When he was finished we went into the living room together. Our nudity had clicked over by then, lost its raw foolishness. Our skins had become a kind of clothing. He said, “The trouble with this place is, there’s no cross ventilation. Do you think it’d be any cooler on the roof?”
I said yes, maybe it would be. He told me to wait, and ran to the bathroom. He came back with two towels.
“Here,” he said, tossing me one. “For decency’s sake, in case we run into somebody.”
“You mean go up there with nothing but a towel on?”

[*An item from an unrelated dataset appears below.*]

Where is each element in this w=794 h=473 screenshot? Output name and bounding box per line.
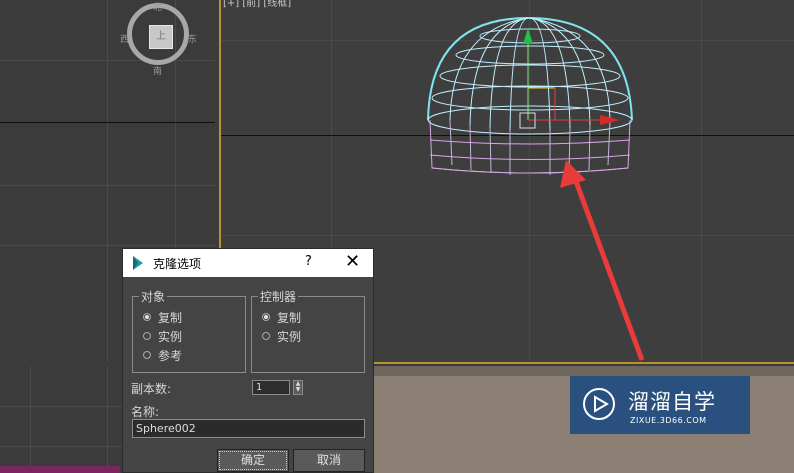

“People have done worse things in lesser emergencies. Come on.”
He got a tray of ice cubes from the refrigerator. We wrapped the towels around our waists, and went barefoot into the hallway. It was mostly quiet. Electric fans whirred behind closed doors, and salsa music drifted up the stairwell. “Shh,” he said. He tiptoed in an exaggerated way up the stairs to the roof, holding the dripping blue plastic ice tray. I stuck close behind.
The roof was black and empty, a tarred plateau surrounded by the electric riot of the city. A hot wind blew, carrying the smell of garbage so far gone it was turning sweet. “Better than nothing,” Jonathan said. “At least the air’s moving.”
There was a dreamlike feel, standing all but naked in the middle of everything like that. There was excitement and a tingling, pleasant fear.
“It’s nice up here,” I said. “It’s sort of beautiful.”
“Sort of,” he said. He took his towel off, and spread it on the tar paper. His skin was ice-gray in the dark.
“People can see you,” I said. Two blocks away, a high-rise blazed like a city in itself.
“Not if we lie down,” he said. “It’s pretty dark up here. And, besides, who cares if they do see us?”
He lay on his towel as if he was at the beach. I took mine off and spread it near his. Moving air from Third Street, full of car horns and Spanish music, touched my exposed parts.
“Here.” He cracked the plastic tray. He handed me an ice cube, and kept one for himself. “Just rub yourself with it,” he said. “It isn’t much, but it’s all we’ve got.”
We lay side by side on our towels, running the ice over our sweating skins. After a while he reached over and pressed his own ice cube against the mound of my belly. “As long as Mom’s out,” he said, “let old Uncle Jonny take care of you.”
“Okay,” I said, and did the same to him. We didn’t talk any more about what we were doing. We talked instead about work and music and Clare. While we talked we ran ice over one another’s bellies and chests and faces. There was sex between us but we didn’t have sex—we committed no outright acts. It was a sweeter, more brotherly kind of lovemaking. It was devotion to each other’s comfort, and deep familiarity with our own imperfect bodies. As one cube melted we took another from the tray. Jonathan swabbed ice over my back, and then I did it to him. I felt each moment break, a new possibility, as we lay using up the last of the ice and talking about whatever passed through our heads. Above us, a few pale stars had scattered themselves across a broiling, bruise-colored sky.